In the SPSP–SSC framework, the elliptic constraint sector is screened in validated regimes, so exterior dynamics are identically those of GR. That is why the 1PN derivation above applies verbatim. Outside validated regimes (e.g., deep interiors), the elliptic constraints provide new, falsifiable structure without altering these classical Solar-system tests.

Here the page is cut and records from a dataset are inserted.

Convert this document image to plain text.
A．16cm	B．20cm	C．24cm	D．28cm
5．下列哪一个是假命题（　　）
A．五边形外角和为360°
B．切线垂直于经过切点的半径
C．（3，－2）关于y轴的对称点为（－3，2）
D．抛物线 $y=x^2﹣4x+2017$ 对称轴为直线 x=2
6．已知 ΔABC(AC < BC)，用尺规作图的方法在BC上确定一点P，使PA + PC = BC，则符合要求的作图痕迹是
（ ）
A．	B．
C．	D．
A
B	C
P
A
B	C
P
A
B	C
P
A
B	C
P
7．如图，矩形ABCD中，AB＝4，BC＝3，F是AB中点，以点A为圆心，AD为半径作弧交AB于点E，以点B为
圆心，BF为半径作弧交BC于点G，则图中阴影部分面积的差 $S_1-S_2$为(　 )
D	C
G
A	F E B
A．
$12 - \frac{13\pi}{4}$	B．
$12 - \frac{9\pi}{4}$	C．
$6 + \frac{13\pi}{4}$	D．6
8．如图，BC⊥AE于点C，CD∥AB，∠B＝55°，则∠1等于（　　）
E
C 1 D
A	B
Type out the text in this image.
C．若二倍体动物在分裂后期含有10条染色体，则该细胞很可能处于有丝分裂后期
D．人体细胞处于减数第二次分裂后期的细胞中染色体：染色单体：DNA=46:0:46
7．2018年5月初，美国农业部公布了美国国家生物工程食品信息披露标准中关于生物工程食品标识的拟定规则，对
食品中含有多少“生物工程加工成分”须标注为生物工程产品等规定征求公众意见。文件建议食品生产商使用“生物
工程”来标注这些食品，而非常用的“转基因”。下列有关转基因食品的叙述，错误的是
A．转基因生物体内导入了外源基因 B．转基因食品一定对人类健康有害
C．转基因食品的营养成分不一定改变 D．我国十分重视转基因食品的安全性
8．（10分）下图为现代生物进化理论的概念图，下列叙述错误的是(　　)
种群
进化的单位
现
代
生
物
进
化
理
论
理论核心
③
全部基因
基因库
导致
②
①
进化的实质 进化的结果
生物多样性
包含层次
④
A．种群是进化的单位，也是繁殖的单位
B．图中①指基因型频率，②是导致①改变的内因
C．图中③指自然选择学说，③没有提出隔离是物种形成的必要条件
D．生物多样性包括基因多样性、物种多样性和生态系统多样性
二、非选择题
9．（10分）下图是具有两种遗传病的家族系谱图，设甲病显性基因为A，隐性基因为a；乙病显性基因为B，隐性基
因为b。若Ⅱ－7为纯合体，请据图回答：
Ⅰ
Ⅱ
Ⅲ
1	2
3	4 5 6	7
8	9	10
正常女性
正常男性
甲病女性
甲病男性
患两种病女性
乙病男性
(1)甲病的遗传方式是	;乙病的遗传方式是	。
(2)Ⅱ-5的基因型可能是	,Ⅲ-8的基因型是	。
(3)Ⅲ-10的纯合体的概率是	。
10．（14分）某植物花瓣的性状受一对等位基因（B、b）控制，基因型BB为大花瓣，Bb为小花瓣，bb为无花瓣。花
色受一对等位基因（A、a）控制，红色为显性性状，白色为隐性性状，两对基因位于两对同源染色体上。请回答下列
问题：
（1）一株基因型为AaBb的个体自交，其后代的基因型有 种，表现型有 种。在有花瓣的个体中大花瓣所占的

8) Light Bending (Worked 1PN)

Provenance (SPSP–SSC → observable). Same lock-in as above: elliptic constraint ⇒ no new DOF, zero slip, PPN γ=1 ⇒ GR weak-field metric. Compute null geodesic deflection with that metric.

Forward steps.

For a point mass \(M\), potential \(\Phi_g=-GM/r\). With \(\Phi_g=\Psi_g\) (γ=1), the first-order null geodesic gives \[ \alpha = \frac{2}{c^2}\!\int_{-\infty}^{+\infty}\!\nabla_\perp(\Phi_g+\Psi_g)\,dz = \frac{4GM}{b\,c^2}. \] At the solar limb (\(b\simeq R_\odot\)) this yields \(\alpha \simeq 1.75''\).

9) Shapiro Time Delay (Worked 1PN)

Provenance (SPSP–SSC → observable). Same lock-in: γ=1, weak-field metric ⇒ standard Shapiro formula in superior conjunction geometry.

Forward steps.

For emitter–receiver distances \(r_E,r_R\) and impact parameter \(b\), \[ \Delta t \;=\; \frac{2GM}{c^3}\,\ln\!\left(\frac{4\,r_E r_R}{b^2}\right). \]

10) SIS Lensing (Einstein Radius)

Provenance (SPSP–SSC → observable). Same lock-in: GR geodesics, γ=1. For a Singular Isothermal Sphere (SIS), the Einstein angle is fixed by velocity dispersion and distance ratios.

Forward steps.

For velocity dispersion \(\sigma_v\) and angular-diameter distances \(D_{ls}, D_s\), \[ \theta_E \;=\; 4\pi\,\frac{\sigma_v^2}{c^2}\,\frac{D_{ls}}{D_s}. \] Convergence \(\kappa(\theta)=\tfrac{1}{2}\theta_E/\theta\); shear \(\gamma(\theta)=\tfrac{1}{2}\theta_E/\theta\).